Le suore missionarie francescane di Maria hanno cucito un capolavoro dell’arte capace di stare accanto a opere di Bellini e Tintoretto rubando loro la meraviglia. È una pianeta ricamata per san Pio X, esposta in una sala della mostra “La Maddalena e la Croce”, che rimarrà aperta fino al 13 luglio al Museo di Santa Caterina di Treviso.

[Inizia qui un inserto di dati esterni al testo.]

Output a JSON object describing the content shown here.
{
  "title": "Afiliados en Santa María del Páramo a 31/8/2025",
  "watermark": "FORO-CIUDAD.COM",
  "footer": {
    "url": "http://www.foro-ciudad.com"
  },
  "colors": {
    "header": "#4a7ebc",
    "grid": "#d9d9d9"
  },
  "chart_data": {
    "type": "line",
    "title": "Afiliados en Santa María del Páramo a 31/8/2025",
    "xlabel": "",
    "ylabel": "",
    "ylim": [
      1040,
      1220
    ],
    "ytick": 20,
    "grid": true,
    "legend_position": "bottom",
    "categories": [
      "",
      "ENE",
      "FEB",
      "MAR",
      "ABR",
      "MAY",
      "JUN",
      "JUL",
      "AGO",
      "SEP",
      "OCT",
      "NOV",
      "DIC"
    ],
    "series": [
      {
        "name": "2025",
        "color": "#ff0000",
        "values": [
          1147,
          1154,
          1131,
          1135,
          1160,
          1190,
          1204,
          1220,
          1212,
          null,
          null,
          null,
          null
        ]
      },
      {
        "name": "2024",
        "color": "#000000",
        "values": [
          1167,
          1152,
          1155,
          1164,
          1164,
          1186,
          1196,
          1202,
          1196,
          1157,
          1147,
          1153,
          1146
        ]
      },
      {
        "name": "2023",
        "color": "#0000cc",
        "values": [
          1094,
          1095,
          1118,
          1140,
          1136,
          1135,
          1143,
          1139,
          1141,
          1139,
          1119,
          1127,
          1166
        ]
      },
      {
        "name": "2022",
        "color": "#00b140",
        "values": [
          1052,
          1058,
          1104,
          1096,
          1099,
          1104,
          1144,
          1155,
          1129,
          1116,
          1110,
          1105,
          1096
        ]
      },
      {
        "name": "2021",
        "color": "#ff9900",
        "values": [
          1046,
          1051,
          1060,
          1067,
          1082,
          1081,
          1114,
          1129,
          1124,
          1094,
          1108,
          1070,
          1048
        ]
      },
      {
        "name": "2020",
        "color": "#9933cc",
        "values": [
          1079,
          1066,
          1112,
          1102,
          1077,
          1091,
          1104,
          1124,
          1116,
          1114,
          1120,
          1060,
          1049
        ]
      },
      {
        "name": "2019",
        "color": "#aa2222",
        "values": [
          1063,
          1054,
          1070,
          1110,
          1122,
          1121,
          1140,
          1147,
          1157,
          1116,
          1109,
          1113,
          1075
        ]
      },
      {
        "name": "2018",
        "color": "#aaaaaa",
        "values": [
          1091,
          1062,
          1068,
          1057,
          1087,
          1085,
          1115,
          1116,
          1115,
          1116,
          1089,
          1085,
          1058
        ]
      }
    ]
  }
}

Ovviamente ai piedi della croce c’è lei, l’apostola degli apostoli, che piange con il viso nascosto tra le mani. Un angelo vestito di violetto regge la scritta “Consummatum est”, mentre il suo compagno raccoglie in un ampio calice le gocce di sangue che escono dalle ferite del Signore. Il Figlio di Dio, caduto nella morte come in un sonno di indicibile tranquillità, è re e centro dell’opera. La catena degli angeli ritaglia una mandorla nell’oro dello sfondo e Gesù è di una bellezza radiosa e mite, il corpo perfettamente obbediente a una logica che è lui stesso e che gli uomini intravvedono solo in mezzo alle nubi dell’inquietudine. Il fiotto che sgorga dal suo costato è pieno di teologia e di Scrittura: una treccia di rosa e di bianco, sangue e acqua, che un altro calice, in mano all’angelo più giovane di tutti, beve per l’eternità.

Punto dopo punto, l’arte fa sì che ogni creatura intorno al Creatore abbia un’emozione leggibile sul viso. La Madre di Dio, in piedi a mani giunte, incapace di lasciarsi distrarre dai dubbi. Giovanni, che già sa contemplare il sangue raccolto nel calice e non più il volto umano del Signore. Il centurione caduto in ginocchio. Le donne impaurite e attratte da quel trionfo davanti a cui il mondo non può che provare imbarazzo. I tre soldatacci che si giocano ai dadi la tunica di Gesù, reliquia che ha custodito il mistero del Dio fatto carne. Il peggiore: il sacerdote che si volta sdegnoso a braccia conserte, come uno che ha liquidato un concorrente neanche degno di essergli messo a paragone.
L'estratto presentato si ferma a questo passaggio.